Looking for more than a little adventure? These places offer unforgettable experiences that you’ll remember for more than a few years to come.

The world we live in is now getting smaller. But that doesn’t mean we’ve seen it all. So instead of heading to the usual suspects in Europe and the United States, don’t miss these alternative places that boast postcard-perfect views and more.

1. Moraine Lake, Banff National Park, Lake Louise, Alberta, Canada

With its distinct blue-green hue and glittering alpine landscape, it’s no surprise that the lake has become somewhat world-famous, with appearances in many places including posters, desktop wallpapers, the Canadian twenty dollar bill, and movies.

2. Spotted Lake, Osoyoos, British Columbia, Canada

Considered to be sacred by the First Nations of the Okanagan Valley, the pool brings to mind a dried up road after the rain with several puddles. But the appearance of the lake is really thanks to its mineral-rich contents, including magnesium sulphate, calcium, and sodium sulphates. The multi-coloured spots appear mainly over summer when the water evaporates, and are so developed according to individual mineral compositions.

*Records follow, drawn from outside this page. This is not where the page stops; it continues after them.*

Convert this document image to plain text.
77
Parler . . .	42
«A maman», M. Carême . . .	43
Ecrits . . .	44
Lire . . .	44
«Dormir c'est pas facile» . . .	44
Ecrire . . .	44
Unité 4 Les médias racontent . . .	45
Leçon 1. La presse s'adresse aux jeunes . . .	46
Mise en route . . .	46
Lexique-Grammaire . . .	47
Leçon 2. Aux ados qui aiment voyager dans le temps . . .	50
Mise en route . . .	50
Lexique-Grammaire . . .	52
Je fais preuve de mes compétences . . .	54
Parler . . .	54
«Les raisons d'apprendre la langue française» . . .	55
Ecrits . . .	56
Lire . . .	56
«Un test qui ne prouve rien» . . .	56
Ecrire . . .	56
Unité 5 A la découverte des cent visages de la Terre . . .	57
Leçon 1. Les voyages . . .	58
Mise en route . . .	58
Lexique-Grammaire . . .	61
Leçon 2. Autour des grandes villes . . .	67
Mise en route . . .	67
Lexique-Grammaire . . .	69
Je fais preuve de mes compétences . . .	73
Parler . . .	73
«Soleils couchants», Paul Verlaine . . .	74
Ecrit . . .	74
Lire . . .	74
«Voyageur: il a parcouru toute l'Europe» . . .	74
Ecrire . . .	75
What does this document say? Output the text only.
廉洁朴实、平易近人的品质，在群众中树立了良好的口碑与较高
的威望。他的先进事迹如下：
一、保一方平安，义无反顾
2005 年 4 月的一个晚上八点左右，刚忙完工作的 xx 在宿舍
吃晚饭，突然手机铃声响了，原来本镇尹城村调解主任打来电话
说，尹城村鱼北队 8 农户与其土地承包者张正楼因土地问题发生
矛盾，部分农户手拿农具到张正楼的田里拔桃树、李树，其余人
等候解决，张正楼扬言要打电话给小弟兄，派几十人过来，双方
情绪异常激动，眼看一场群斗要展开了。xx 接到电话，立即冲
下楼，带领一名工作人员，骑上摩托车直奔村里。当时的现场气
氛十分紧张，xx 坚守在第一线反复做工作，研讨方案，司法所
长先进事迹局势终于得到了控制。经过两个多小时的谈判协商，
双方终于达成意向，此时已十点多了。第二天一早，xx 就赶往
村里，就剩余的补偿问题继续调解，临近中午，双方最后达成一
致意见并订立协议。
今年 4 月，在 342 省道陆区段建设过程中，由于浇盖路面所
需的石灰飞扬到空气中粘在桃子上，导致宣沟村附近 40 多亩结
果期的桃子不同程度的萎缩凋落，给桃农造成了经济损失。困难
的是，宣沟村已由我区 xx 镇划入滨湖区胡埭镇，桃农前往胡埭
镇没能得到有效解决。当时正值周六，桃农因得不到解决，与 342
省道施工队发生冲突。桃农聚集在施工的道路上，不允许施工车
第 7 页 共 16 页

3. Salar de Uyuni, Bolivia

The world’s largest salt flat is said to be one of the most treacherous terrains (and one of the hardest to drive through) on the planet. It is also one of the most beautiful, though. Located near the Andes and formed as a result of the drying of prehistoric lakes in the region, the vast white plain which reflects the sky, is a favourite amongst photographers for its gorgeous landscape.

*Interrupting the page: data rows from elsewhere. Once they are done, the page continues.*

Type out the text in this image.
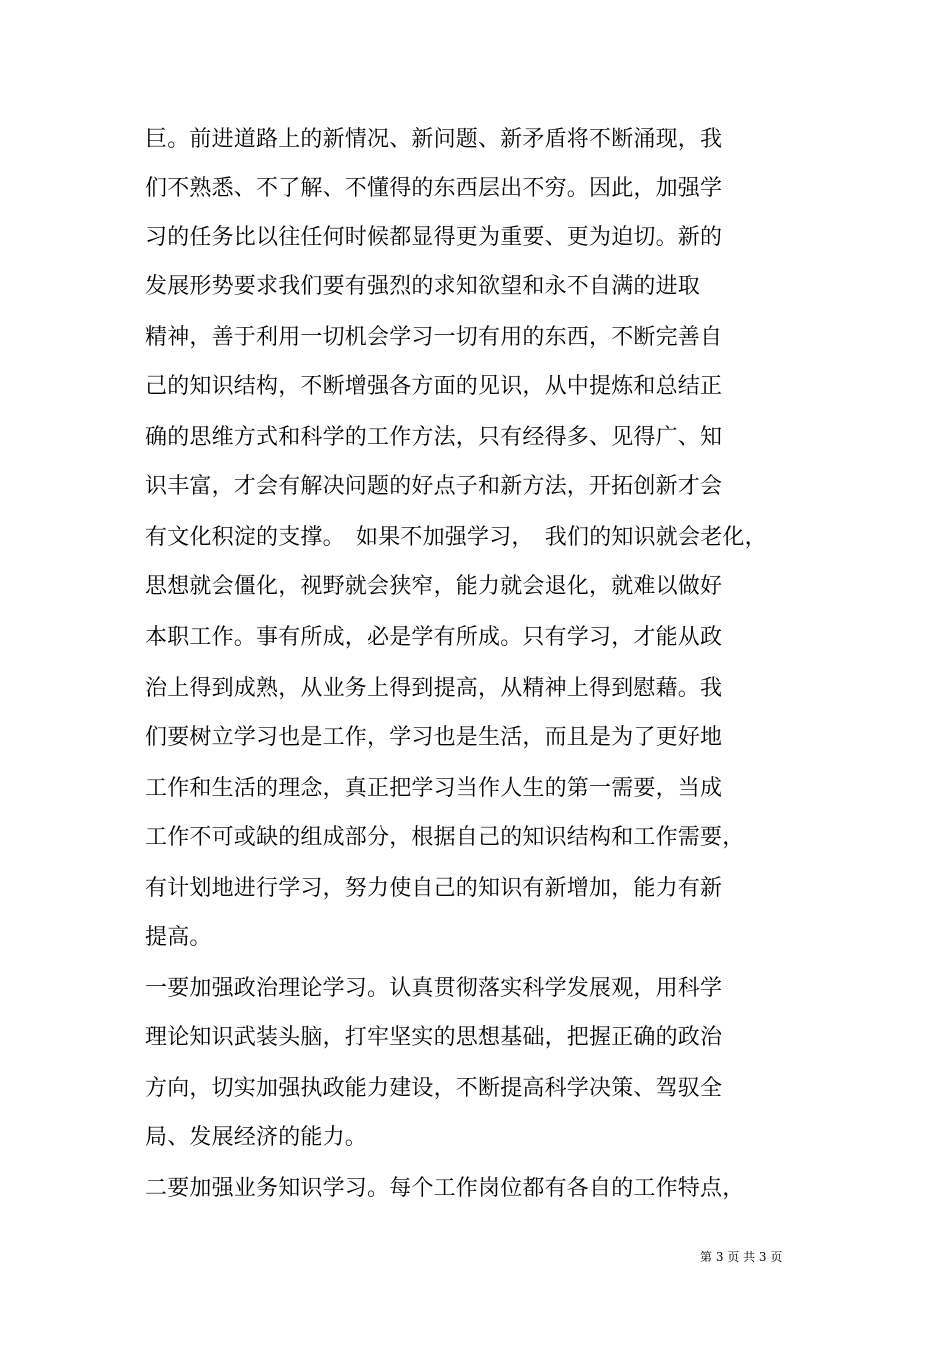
巨。前进道路上的新情况、新问题、新矛盾将不断涌现，我
们不熟悉、不了解、不懂得的东西层出不穷。因此，加强学
习的任务比以往任何时候都显得更为重要、更为迫切。新的
发展形势要求我们要有强烈的求知欲望和永不自满的进取
精神，善于利用一切机会学习一切有用的东西，不断完善自
己的知识结构，不断增强各方面的见识，从中提炼和总结正
确的思维方式和科学的工作方法，只有经得多、见得广、知
识丰富，才会有解决问题的好点子和新方法，开拓创新才会
有文化积淀的支撑。　如果不加强学习，　我们的知识就会老化，
思想就会僵化，视野就会狭窄，能力就会退化，就难以做好
本职工作。事有所成，必是学有所成。只有学习，才能从政
治上得到成熟，从业务上得到提高，从精神上得到慰藉。我
们要树立学习也是工作，学习也是生活，而且是为了更好地
工作和生活的理念，真正把学习当作人生的第一需要，当成
工作不可或缺的组成部分，根据自己的知识结构和工作需要，
有计划地进行学习，努力使自己的知识有新增加，能力有新
提高。
一要加强政治理论学习。认真贯彻落实科学发展观，用科学
理论知识武装头脑，打牢坚实的思想基础，把握正确的政治
方向，切实加强执政能力建设，不断提高科学决策、驾驭全
局、发展经济的能力。
二要加强业务知识学习。每个工作岗位都有各自的工作特点，
第 3 页 共 3 页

4. Jiuzhaigou, Sichuan, China

With postcard-perfect views of clear, multi-coloured lakes, exquisite flora and fauna, snow-capped peaks and multi-tiered waterfalls, it’s no secret that Jiuzhaigou, which literally means nine-village-valley, is popular amongst local and international tourists. The nature reserve and national park, which is part of the Min Mountains and Aba Tibetan Qiang Autonomous Prefecture, is also home to colourful Tibetan villages and locals.

5. Patagonia

If you’re curious to find out what lies at the end of the world, the sparsely-populated region shared by Argentina and Chile, is probably as close as it gets (short of heading to the North and South poles). The region comprises vast plains, towering peaks, and vividly hued bodies of water. Animal-lovers will adore the region’s denizens which include penguins and deer. While you’re there, don’t miss the magnificent sight of the Milky Way when the sun sets.

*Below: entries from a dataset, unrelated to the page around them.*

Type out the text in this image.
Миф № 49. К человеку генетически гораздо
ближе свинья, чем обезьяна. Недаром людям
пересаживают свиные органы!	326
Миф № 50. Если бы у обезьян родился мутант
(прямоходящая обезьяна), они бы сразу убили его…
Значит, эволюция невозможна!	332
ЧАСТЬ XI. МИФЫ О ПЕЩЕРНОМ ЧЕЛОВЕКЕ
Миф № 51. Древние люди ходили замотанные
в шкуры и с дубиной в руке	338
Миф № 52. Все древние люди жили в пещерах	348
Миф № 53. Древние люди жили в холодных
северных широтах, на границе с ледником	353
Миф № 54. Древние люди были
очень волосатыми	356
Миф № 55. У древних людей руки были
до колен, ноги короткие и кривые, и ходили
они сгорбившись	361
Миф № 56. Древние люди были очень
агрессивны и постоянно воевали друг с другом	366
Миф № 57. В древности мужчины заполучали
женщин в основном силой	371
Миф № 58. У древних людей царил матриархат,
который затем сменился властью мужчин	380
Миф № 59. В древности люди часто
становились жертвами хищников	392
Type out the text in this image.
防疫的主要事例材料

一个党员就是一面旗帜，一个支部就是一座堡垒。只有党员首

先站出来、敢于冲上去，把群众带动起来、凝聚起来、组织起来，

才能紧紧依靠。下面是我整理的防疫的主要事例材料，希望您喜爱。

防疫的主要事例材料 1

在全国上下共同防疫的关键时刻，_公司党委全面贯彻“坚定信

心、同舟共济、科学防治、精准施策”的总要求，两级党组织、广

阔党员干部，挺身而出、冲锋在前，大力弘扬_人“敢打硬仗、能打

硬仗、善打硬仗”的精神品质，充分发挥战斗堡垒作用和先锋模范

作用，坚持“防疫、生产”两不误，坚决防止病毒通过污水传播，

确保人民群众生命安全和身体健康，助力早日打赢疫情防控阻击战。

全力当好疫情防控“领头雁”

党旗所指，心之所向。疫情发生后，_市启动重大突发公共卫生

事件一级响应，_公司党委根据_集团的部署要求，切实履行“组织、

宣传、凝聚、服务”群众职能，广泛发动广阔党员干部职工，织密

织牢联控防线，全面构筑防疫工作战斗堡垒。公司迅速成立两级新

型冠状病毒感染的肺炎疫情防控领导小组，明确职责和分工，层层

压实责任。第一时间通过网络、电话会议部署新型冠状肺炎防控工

6. Nigardsbreen Ice Cave, Norway

And on the opposite end of the globe, lies a large, pristine ice cave in Norway’s Jostedal Glacier National Park, near the Arctic Circle. The cavernous dome is illuminated in iridescent blue hues from the water and ice formations all around. As temperatures rise, the glacier is slowly melting into water, which causes the cave’s appearance to constantly change.

7.  Myanmar

Formerly one of the world’s most reclusive countries, Myanmar revealed a collection of breathtaking beauties when it opened up to tourism in 2012, almost after a 50-year ban. From the iconic Shwedagon Pagoda in its gilded glory towering over Yangon to the old capital of Amarapura, home to the U Bein Bridge and Bagan, a single trip there isn’t enough to cover it all.

8. Pancake Rocks, South Island, New Zealand

Lying across the Tasman Sea, Pancake Rocks in New Zealand’s Paparoa National Park is probably New Zealand’s answer to Australia’s famed 12 Apostles. The rock formations which resemble stacks of pancakes, is said to be the result of layers of sandstone and limestone accumulated on the ocean floor since 30 million years ago.